Global submission state
Because the feature 1 and 2, that I decided to have a global submission state for every command I record, to use them you need to submit you command to this submissions state with
struct dependency
{
struct timeline_t
{
vk::Semaphore semaphore;
uint64_t wait_value;
vk::PipelineStageFlags2 wait_stage;
} timeline;
// a list of records which is stored somewhere else
std::span<const access_record> accesses;
};
void submmissions::add(vk::CommandBuffer cmd, vk::Queue queue, dependency const& dep = {});So the render passes only cares about the command it uses and which queue it uses for this command, there is NO explicit submission when it comes to users.
Then the question 3 becomes apparent now, we only want to submit when the vkCommandBuffer is no longer on the current VkQueue. In the submissions state, we have a pending state which takes the accumulated commands and its dependencies, I have a (timeline) semaphore in the dependency in case we need a VkQueueSubmit. The question 2 is sort of answered as well, the semaphores is only injected when the queue switches.
access records
The access_record in the dependency looks like the following
struct access_record
{
enum pattern_t { READ, WRITE };
using resource_t = std::variant<vk::Image, vk::Buffer>;
struct key_t
{
pattern_t pattern;
resource_t resource;
} key;
struct dst_t
{
vk::PipelineStageFlagBits2 stage;
vk::AccessFlags2 access;
// image specific
vk::ImageLayout layout;
vk::ImageSubresourceRange subresource;
} dst;
};
You have the READ/WRITE pattern, the resource it touches, and dstStage/dstAccess flags, you only specify the access of the current command (which is a local knowledge). And the
Up to now we have answers to question 1: we inject barriers at every command buffer submitted (not to be confused with command itself) if you specify the access_records, this is often not a problem, because you often record multiple commands before you add to submission.
vkCmdDraw(cmd1);
vkCmdDraw(cmd1);
submission::add(cmd1, queue1, dep={{DRAW, FRAGMENT}, {DRAW, VERTEX}});
vkCmdDispatch(cmd2);
vkCmdDispatch(cmd2);
//still accumulating since on the same queue.

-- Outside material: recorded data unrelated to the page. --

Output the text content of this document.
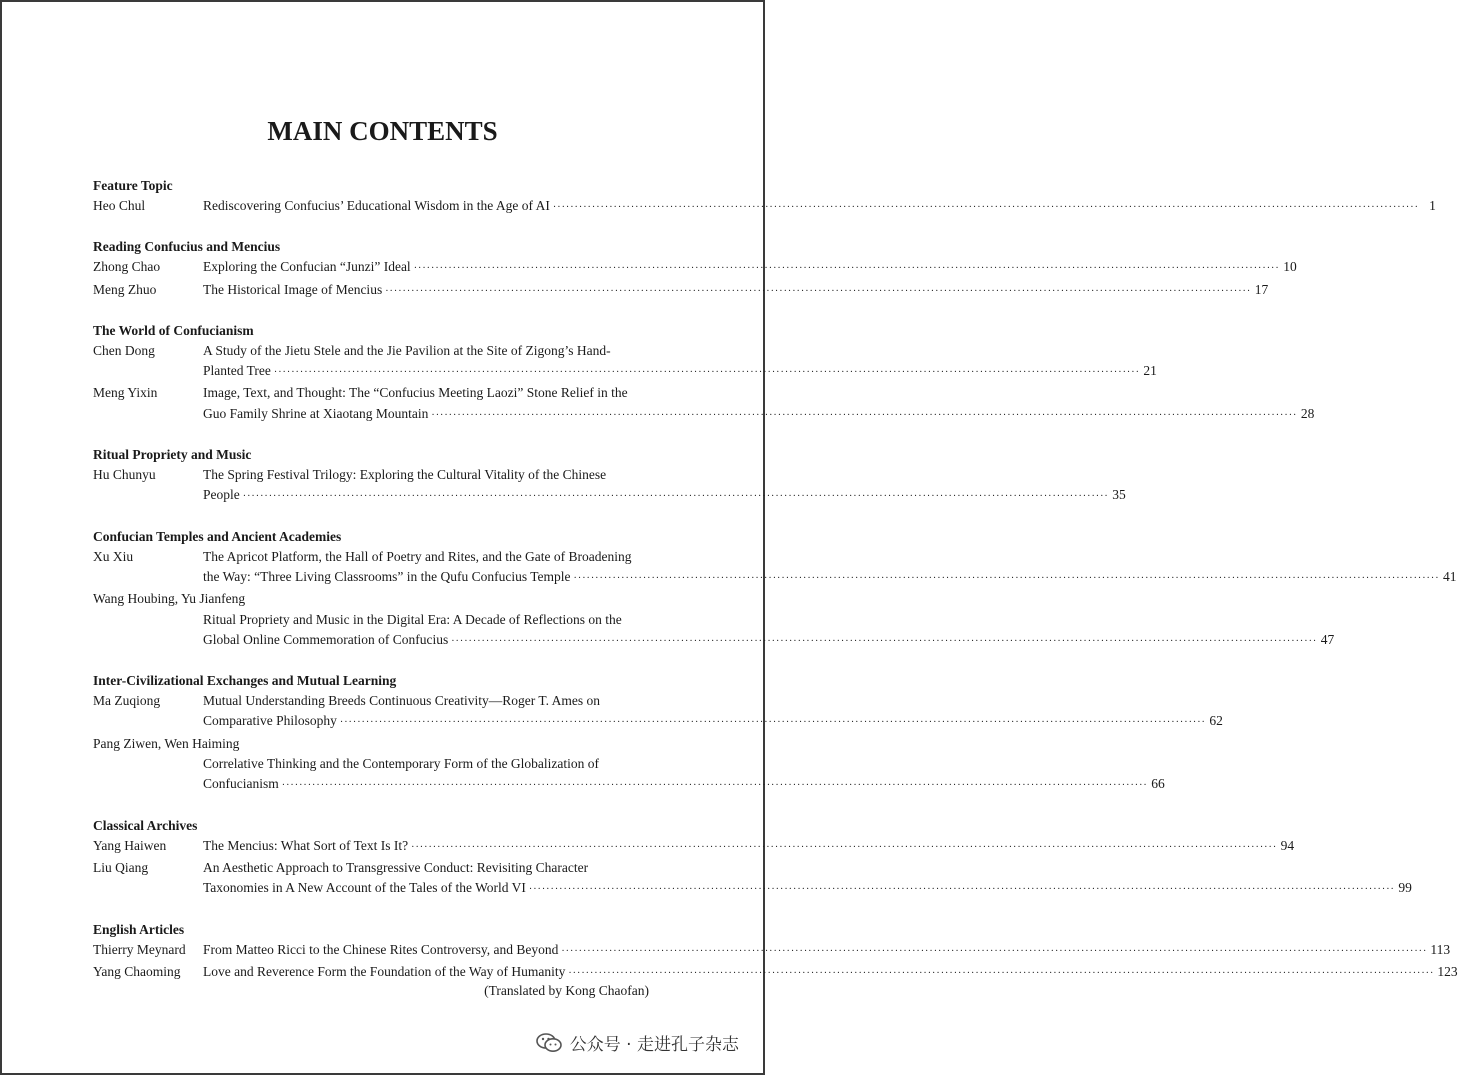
MAIN CONTENTS
Feature Topic
Heo Chul	Rediscovering Confucius’ Educational Wisdom in the Age of AI ········································································································································································································ 1
Reading Confucius and Mencius
Zhong Chao	Exploring the Confucian “Junzi” Ideal ········································································································································································································ 10
Meng Zhuo	The Historical Image of Mencius ········································································································································································································ 17
The World of Confucianism
Chen Dong	A Study of the Jietu Stele and the Jie Pavilion at the Site of Zigong’s Hand-
Planted Tree ········································································································································································································ 21
Meng Yixin	Image, Text, and Thought: The “Confucius Meeting Laozi” Stone Relief in the
Guo Family Shrine at Xiaotang Mountain ········································································································································································································ 28
Ritual Propriety and Music
Hu Chunyu	The Spring Festival Trilogy: Exploring the Cultural Vitality of the Chinese
People ········································································································································································································ 35
Confucian Temples and Ancient Academies
Xu Xiu	The Apricot Platform, the Hall of Poetry and Rites, and the Gate of Broadening
the Way: “Three Living Classrooms” in the Qufu Confucius Temple ········································································································································································································ 41
Wang Houbing, Yu Jianfeng
Ritual Propriety and Music in the Digital Era: A Decade of Reflections on the
Global Online Commemoration of Confucius ········································································································································································································ 47
Inter-Civilizational Exchanges and Mutual Learning
Ma Zuqiong	Mutual Understanding Breeds Continuous Creativity—Roger T. Ames on
Comparative Philosophy ········································································································································································································ 62
Pang Ziwen, Wen Haiming
Correlative Thinking and the Contemporary Form of the Globalization of
Confucianism ········································································································································································································ 66
Classical Archives
Yang Haiwen	The Mencius: What Sort of Text Is It? ········································································································································································································ 94
Liu Qiang	An Aesthetic Approach to Transgressive Conduct: Revisiting Character
Taxonomies in A New Account of the Tales of the World VI ········································································································································································································ 99
English Articles
Thierry Meynard	From Matteo Ricci to the Chinese Rites Controversy, and Beyond ········································································································································································································ 113
Yang Chaoming	Love and Reverence Form the Foundation of the Way of Humanity ········································································································································································································ 123
(Translated by Kong Chaofan)
公众号 · 走进孔子杂志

submission::add(cmd2, queue1, dep={READ, COMPUTE});The answer to question 4 is ready now as well, since we have a global submission state, you are obviously able to find the previous source access patterns.
management logic
Now we are done with interface, how do we handle the internals? It may become apparent to you already, since you have concrete answers to all the questions. The full function is probably a bit too much, but the pseudo code is actually quite simple:
submissions::add(vk::CommandBuffer cmd, vk::Queue queue, dependency const& dep)
{
if (queue != prev_queue)
{
flush(queue);
}
for (auto access : dep.accesses) {
auto src_access = find_prev_access(access.key);
auto dst_access = new_acess(access.dst, queue);
if (require_barrier(src_access, dst_access)) {
if (require_semaphore(src_access, dst_access)) {
// semaphore implict gurantee.
src_access.access = vk::AccessFlagBits2::eNone;
src_access.stage = vk::PipelineStageFlagBits2::eNone;
if (require_queue_transfer(src_acess, dst_access)) {
src_acess = transfer_queue_access(src_acess, dst_access);
}
}
insert_barrier(cmd, src_access, dst_access);
}
}
}
The algorithm is relatively simple, firstly we check if need to flush the queue (VkQueueSubmit), then we just loop over the access_records and check its previous access, only in this way we can find the srcAccessMask/srcStageMask we need. Then compare, there are 3 iterative more complex scenario. The best case is that we don't require any barriers, such as the case of READ_AFTER_READ, then nothing happens. Then if we require barrier, we further check if require semaphore and queue transfer and adapt the that scenario. The worst case is the requiring queue ownership transfer, that we have to do an additional submit inside transfer_queue_access().
Conclusions
There you go, a complete solution towards Vulkan synchronization, you only requires the local knowledge of your access patterns. So with this you decouple each of the render pass you wrote and have them work modular. Hope you find it useful.